Patel presents us with a canon of repetitions of audio clips – interestingly (and thankfully) never video clips despite the presence of several glowing screens – and spot-on (or gleefully awkward) physical and vocal impersonations drawn shamelessly from the past few decades of American cinematic and televisual iconography. Some bits from conceptual artist Bruce Nauman were thrown in to keep it sufficiently artsy. Patel morphed from John Travolta and Samuel L. Jackson’s ‘Royale with cheese’ dialogue from Pulp Fiction, to monologues from the X-Men and Beverly Hills Cop, to name just a few.

It was striking how little text or just a few struck poses or in-character moves could immediately invoke the film or show he was parroting, a phenomenon which I took to be more a function of the pervasiveness of the content and the deftness and affectionate familiarity Patel brought to his impressions, than of my own cultural literacy. In one brilliant moment Patel futzed with a camera at the side of the stage, then crouched down and crawled across the floor, appearing in a monitor via the doctored camera angle, as though he was crawling up the side of a building; though not in costume he was instantly Spider-Man, to the joyful hoots of the crowd.

Often the original audio tracks of the selected scenes were played and then impersonated by Patel or vice versa, then repeated again, and again, the repetitions creating a dialogue with each other, building up layers of meaning, developing a loose but coherent mosaic of narrative. This was what I would call dramaturgical choreography and there is no question that Patel’s work fits squarely within the expanded field of contemporary dance. Out of virtually nothing but these ‘awesome-dude’ bits of recycled pop paraphernalia Patel and his collaborators, including not one but two dramaturgs – Eva Martinez (also Patel’s wife) and Michael Pinchbeck and Associate Choreographer Lorena Randi, fashion a surprisingly touching and intelligent personal story.
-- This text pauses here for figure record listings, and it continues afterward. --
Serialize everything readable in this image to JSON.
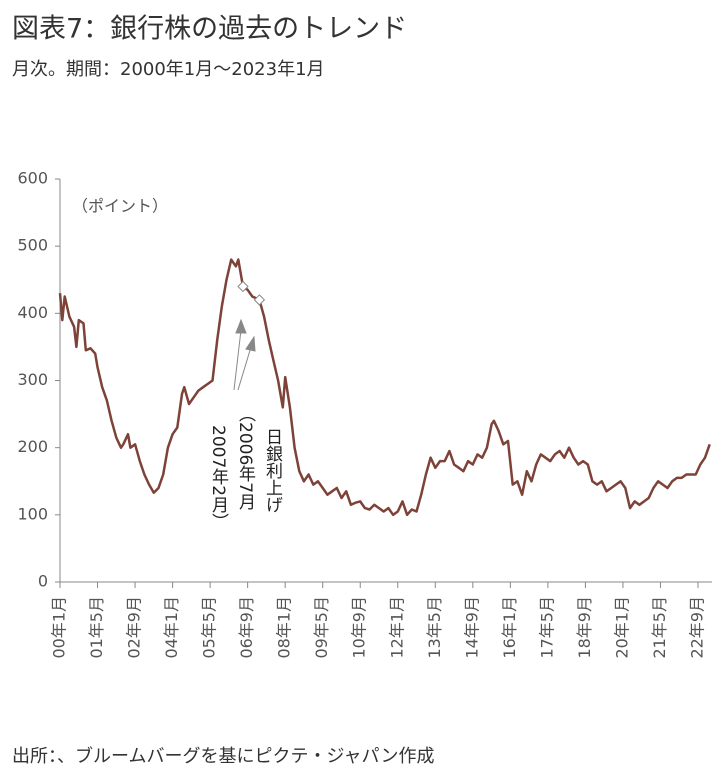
{
  "chart_data": {
    "type": "line",
    "title": "図表7：銀行株の過去のトレンド",
    "subtitle": "月次。期間：2000年1月～2023年1月",
    "y_label": "（ポイント）",
    "source": "出所：、ブルームバーグを基にピクテ・ジャパン作成",
    "annotations": [
      "日銀利上げ",
      "（2006年7月",
      "2007年2月）"
    ],
    "markers": [
      {
        "x": 78,
        "value": 440
      },
      {
        "x": 85,
        "value": 420
      }
    ],
    "xlim": [
      0,
      277
    ],
    "ylim": [
      0,
      600
    ],
    "yticks": [
      0,
      100,
      200,
      300,
      400,
      500,
      600
    ],
    "xticks": [
      {
        "value": 0,
        "label": "00年1月"
      },
      {
        "value": 16,
        "label": "01年5月"
      },
      {
        "value": 32,
        "label": "02年9月"
      },
      {
        "value": 48,
        "label": "04年1月"
      },
      {
        "value": 64,
        "label": "05年5月"
      },
      {
        "value": 80,
        "label": "06年9月"
      },
      {
        "value": 96,
        "label": "08年1月"
      },
      {
        "value": 112,
        "label": "09年5月"
      },
      {
        "value": 128,
        "label": "10年9月"
      },
      {
        "value": 144,
        "label": "12年1月"
      },
      {
        "value": 160,
        "label": "13年5月"
      },
      {
        "value": 176,
        "label": "14年9月"
      },
      {
        "value": 192,
        "label": "16年1月"
      },
      {
        "value": 208,
        "label": "17年5月"
      },
      {
        "value": 224,
        "label": "18年9月"
      },
      {
        "value": 240,
        "label": "20年1月"
      },
      {
        "value": 256,
        "label": "21年5月"
      },
      {
        "value": 272,
        "label": "22年9月"
      }
    ],
    "series": [
      {
        "color": "#7d4238",
        "x": [
          0,
          1,
          2,
          4,
          6,
          7,
          8,
          10,
          11,
          13,
          15,
          16,
          18,
          20,
          22,
          24,
          26,
          27,
          29,
          30,
          32,
          34,
          36,
          38,
          40,
          42,
          44,
          46,
          48,
          50,
          52,
          53,
          55,
          57,
          59,
          61,
          63,
          65,
          67,
          69,
          71,
          73,
          75,
          76,
          78,
          80,
          82,
          85,
          87,
          89,
          91,
          93,
          95,
          96,
          98,
          100,
          102,
          104,
          106,
          108,
          110,
          112,
          114,
          116,
          118,
          120,
          122,
          124,
          126,
          128,
          130,
          132,
          134,
          136,
          138,
          140,
          142,
          144,
          146,
          148,
          150,
          152,
          154,
          156,
          158,
          160,
          162,
          164,
          166,
          168,
          170,
          172,
          174,
          176,
          178,
          180,
          182,
          184,
          185,
          187,
          189,
          191,
          193,
          195,
          197,
          199,
          201,
          203,
          205,
          207,
          209,
          211,
          213,
          215,
          217,
          219,
          221,
          223,
          225,
          227,
          229,
          231,
          233,
          235,
          237,
          239,
          241,
          243,
          245,
          247,
          249,
          251,
          253,
          255,
          257,
          259,
          261,
          263,
          265,
          267,
          269,
          271,
          273,
          275,
          277
        ],
        "values": [
          430,
          390,
          425,
          395,
          380,
          350,
          390,
          385,
          345,
          348,
          340,
          320,
          290,
          270,
          240,
          215,
          200,
          205,
          220,
          200,
          205,
          180,
          160,
          145,
          133,
          140,
          160,
          200,
          220,
          230,
          280,
          290,
          265,
          275,
          285,
          290,
          295,
          300,
          360,
          410,
          450,
          480,
          470,
          480,
          440,
          435,
          425,
          420,
          395,
          360,
          330,
          300,
          260,
          305,
          260,
          200,
          165,
          150,
          160,
          145,
          150,
          140,
          130,
          135,
          140,
          125,
          135,
          115,
          118,
          120,
          110,
          108,
          115,
          110,
          105,
          110,
          100,
          105,
          120,
          100,
          108,
          105,
          130,
          160,
          185,
          170,
          180,
          180,
          195,
          175,
          170,
          165,
          180,
          175,
          190,
          185,
          200,
          235,
          240,
          225,
          205,
          210,
          145,
          150,
          130,
          165,
          150,
          175,
          190,
          185,
          180,
          190,
          195,
          185,
          200,
          185,
          175,
          180,
          175,
          150,
          145,
          150,
          135,
          140,
          145,
          150,
          140,
          110,
          120,
          115,
          120,
          125,
          140,
          150,
          145,
          140,
          150,
          155,
          155,
          160,
          160,
          160,
          175,
          185,
          205
        ]
      }
    ]
  }
}
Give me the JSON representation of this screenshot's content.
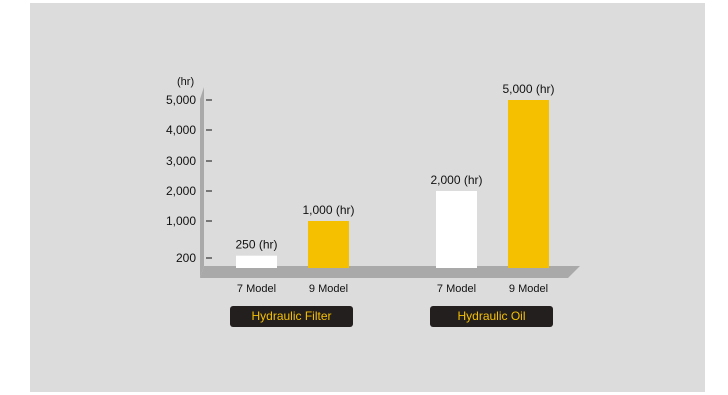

It’s the story of a young man trying to find himself ‘in a world’ (as he intones in the beginning, mimicking the ubiquitous ominous narrator of so many movie trailers) in which it is barely possible to find an image you can relate to, let alone to surface as a unique individual, amidst the sea of whitewashed Hollywood detritus flying at us all from all directions. This project of identification and identity formation, faced most perplexingly by developing adolescents, is complicated even more if one is a member of an ethnic minority. The point is made with great tenderness when Patel channels YouTube star Vinnie Banana AKA Spidey-Skater, telling his anonymous audience of thousands that his new specially altered Spider-Man suit is more ‘real’ than his Superman costume, partly because it masks his Mexican face.

So although this action-packed world of pithy one-liners and cartoonish characters is one that Patel clearly and deeply loves, in the ironically titled American Boy (Patel is from Bolton), he also pointedly critiques it. You could say that in this work Patel dis-identifies with his beloved references and the machinery that mass produces and foists them upon the rest of the world. He revels in the stuff – his impersonations are obviously the work of years of banter with his mates – inhabiting with pleasure this landscape which he confesses in the programme notes has been partially responsible for making him who he is. But he also works against it, illustrating implicitly the inherent violence in these media products, and subverting them through repetition and a structure that is nothing less than expertly choreographic.

Jeffrey Gordon Baker is a transplanted New Yorker living in London; an artist and writer who has studied art, performance and aesthetics at New York University, Central St Martins and Birkbeck College.